If there is an isolated system, small, with data that isn’t really shared, and making the needed changes would be messy, time-consuming, and awkward for the organization, then forcing developers into dancing the GROUP BY jitterbug may be a necessary evil. But when data is shared, unhandled duplication is bad; when source systems are shared and large, such duplication is even worse. When the GROUP BY clause usage exists to support aggregate functions, one actually needs to sum numbers. Outside of that circumstance, GROUP BY can be a problem. How can one say with certainty that only “bad” duplicates have been removed?

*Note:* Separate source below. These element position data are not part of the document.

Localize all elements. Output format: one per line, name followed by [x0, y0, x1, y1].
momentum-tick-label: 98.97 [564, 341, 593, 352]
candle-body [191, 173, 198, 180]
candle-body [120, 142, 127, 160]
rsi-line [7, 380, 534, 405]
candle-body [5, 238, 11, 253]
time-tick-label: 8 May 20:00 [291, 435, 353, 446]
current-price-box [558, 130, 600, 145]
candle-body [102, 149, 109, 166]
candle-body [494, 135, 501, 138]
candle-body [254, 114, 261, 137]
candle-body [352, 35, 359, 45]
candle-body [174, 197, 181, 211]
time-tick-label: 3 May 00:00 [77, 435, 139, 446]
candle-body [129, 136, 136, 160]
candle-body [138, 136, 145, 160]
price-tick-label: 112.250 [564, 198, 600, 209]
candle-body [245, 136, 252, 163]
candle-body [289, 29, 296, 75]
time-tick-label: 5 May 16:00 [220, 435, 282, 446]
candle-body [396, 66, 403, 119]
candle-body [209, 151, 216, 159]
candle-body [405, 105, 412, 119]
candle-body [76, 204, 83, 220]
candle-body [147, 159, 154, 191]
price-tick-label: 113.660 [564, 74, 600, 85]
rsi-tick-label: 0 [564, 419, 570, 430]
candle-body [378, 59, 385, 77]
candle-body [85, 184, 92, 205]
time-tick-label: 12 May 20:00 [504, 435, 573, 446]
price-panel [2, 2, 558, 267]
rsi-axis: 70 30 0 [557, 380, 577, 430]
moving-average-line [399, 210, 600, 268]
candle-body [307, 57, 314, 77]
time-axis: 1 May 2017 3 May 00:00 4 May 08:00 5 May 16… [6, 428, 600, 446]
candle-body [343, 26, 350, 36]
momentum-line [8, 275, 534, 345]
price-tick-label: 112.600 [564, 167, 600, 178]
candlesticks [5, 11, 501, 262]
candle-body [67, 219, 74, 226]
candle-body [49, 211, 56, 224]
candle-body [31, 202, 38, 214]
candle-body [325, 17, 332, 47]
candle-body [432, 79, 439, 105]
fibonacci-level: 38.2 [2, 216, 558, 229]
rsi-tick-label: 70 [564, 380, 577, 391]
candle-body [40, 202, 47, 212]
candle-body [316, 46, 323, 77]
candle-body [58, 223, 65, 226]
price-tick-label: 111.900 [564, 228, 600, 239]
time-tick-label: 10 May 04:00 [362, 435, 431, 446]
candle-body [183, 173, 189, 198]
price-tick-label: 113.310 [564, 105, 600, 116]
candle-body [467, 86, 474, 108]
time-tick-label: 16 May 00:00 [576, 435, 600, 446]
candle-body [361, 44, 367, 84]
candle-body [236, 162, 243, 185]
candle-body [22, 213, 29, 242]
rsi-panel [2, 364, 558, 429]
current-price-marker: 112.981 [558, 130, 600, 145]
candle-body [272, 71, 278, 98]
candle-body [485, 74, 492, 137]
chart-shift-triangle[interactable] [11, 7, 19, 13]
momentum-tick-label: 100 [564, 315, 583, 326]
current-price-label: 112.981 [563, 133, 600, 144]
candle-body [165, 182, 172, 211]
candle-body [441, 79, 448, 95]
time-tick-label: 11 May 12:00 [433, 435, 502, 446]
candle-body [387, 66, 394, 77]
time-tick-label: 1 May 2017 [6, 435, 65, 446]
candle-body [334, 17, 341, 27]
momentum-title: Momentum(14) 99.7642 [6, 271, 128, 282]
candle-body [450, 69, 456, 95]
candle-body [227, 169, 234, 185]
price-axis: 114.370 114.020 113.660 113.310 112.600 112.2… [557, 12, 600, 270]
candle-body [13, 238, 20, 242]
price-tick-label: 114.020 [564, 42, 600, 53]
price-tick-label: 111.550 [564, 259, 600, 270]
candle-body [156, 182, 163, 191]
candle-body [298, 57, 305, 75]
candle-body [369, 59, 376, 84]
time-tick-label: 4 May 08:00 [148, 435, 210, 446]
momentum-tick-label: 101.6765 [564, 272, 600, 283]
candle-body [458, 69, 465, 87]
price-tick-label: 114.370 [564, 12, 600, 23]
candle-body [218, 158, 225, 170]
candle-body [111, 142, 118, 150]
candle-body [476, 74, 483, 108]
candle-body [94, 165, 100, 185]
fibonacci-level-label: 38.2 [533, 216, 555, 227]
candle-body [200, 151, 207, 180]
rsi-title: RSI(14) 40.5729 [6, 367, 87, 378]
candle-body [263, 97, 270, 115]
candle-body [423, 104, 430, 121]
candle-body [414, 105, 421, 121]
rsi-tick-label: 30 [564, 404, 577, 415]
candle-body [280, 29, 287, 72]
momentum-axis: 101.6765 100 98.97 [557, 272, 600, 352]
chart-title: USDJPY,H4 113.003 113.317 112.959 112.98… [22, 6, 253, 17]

If there are “good” duplicates that one needs to be very concerned about, the organization cannot know because all duplicates vanish in the dance.

Accepting poor systems, accepting poor results, living with poor data all present an attitude that “poor is acceptable,” which infects an organization and starts showing up in other places. And aren’t we better than that? We shouldn’t accept cheap work- arounds when it is known what needs to be done. Duplicates in the operational systems are really a big deal. When will the “powers that be” man up  and address the things that need to be addressed?